KINGMAN – FBI testimonies and readings of interview transcripts were some of the primary focuses in the trial of accused murderer Alfredo Gerardo Blanco this past week.
Blanco is accused of murdering Sidney Cranston Jr. in 2015 and of burying his body on a ranch east of Kingman. Longtime acquaintance of Blanco, Bill Sanders, later led law enforcement to Cranston’s body in January 2017.
Sanders entered into a plea agreement, pleading guilty to tampering with evidence and concealment of a dead body in exchange for his testimony regarding how he helped Blanco bury Cranston’s body near a shed on the 240-acre ranch owned by Don Bishop. The focus was on an interview conducted Jan. 6, 2017 by FBI Special Agent Brian Fuller with Sanders. Fuller was later joined by FBI special agents Tracie Keegan and Desirae Tolhurst.

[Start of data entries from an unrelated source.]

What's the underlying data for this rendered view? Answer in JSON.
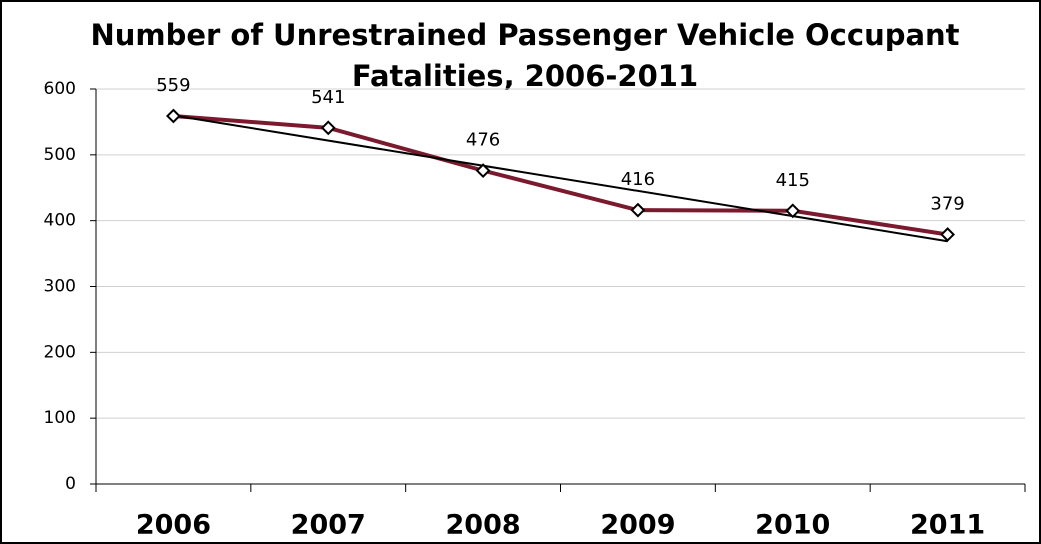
{
  "chart_data": {
    "type": "line",
    "title": [
      "Number of Unrestrained Passenger Vehicle Occupant",
      "Fatalities, 2006-2011"
    ],
    "categories": [
      "2006",
      "2007",
      "2008",
      "2009",
      "2010",
      "2011"
    ],
    "series": [
      {
        "name": "Fatalities",
        "color": "#7b1a2e",
        "values": [
          559,
          541,
          476,
          416,
          415,
          379
        ]
      }
    ],
    "trendline": {
      "type": "linear",
      "color": "#000000"
    },
    "ylim": [
      0,
      600
    ],
    "yticks": [
      0,
      100,
      200,
      300,
      400,
      500,
      600
    ],
    "grid": true
  }
}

Blanco’s attorney, Robin Puchek, had previously told the jury in opening statements that during the interview one agent told Sanders something to the effect of admitting to the murder would lead to jail time, while admitting to being a witness would not.
“Once again, Desirae Tolhurst told Mr. Sanders three times words to the effect of I don’t see why you won’t be going home tonight since you have agreed to talk to us. Would you agree that that’s in essence what’s stated on page 314?” Puchek asked during his cross examination of Fuller, citing the interview transcript and later saying he paraphrased part of it.
Fuller confirmed that statement in part, but said he didn’t recall Tolhurst saying the part regarding Sanders going home because he agreed to talk to the FBI.
“The part about going home, I do agree with that,” Fuller said, adding that he didn’t recall the other part of that statement.
“Sir, I don’t see the part about that she said because he talked to us that he could go home,” Fuller said.
“And you would agree with me that if you tell a suspect, let’s say whom you’re questioning, that they’re likely to go home tonight, that might very well be the opposite of going to jail …” Puchek said.
Fuller responded in the affirmative “for that period of time.”
The FBI agents told the courtroom that they frequently employ tactics with the goal of getting witnesses or persons of interest to start providing information. Those include rapport building and even appealing to their conscience. However, they said those tactics do not include making promises to individuals about sentencing, as they do not have the authority to do so.
Prosecuting attorney Bob Moon asked Special Agent Keegan if she or the other two agents had made any guarantees to Sanders about not serving any jail time.
“Absolutely not,” she said, adding that the conversation about Sanders going home pertained only to that day.
Blanco’s trial resumes at 9 a.m. Wednesday in the court of Judge Rick Lambert.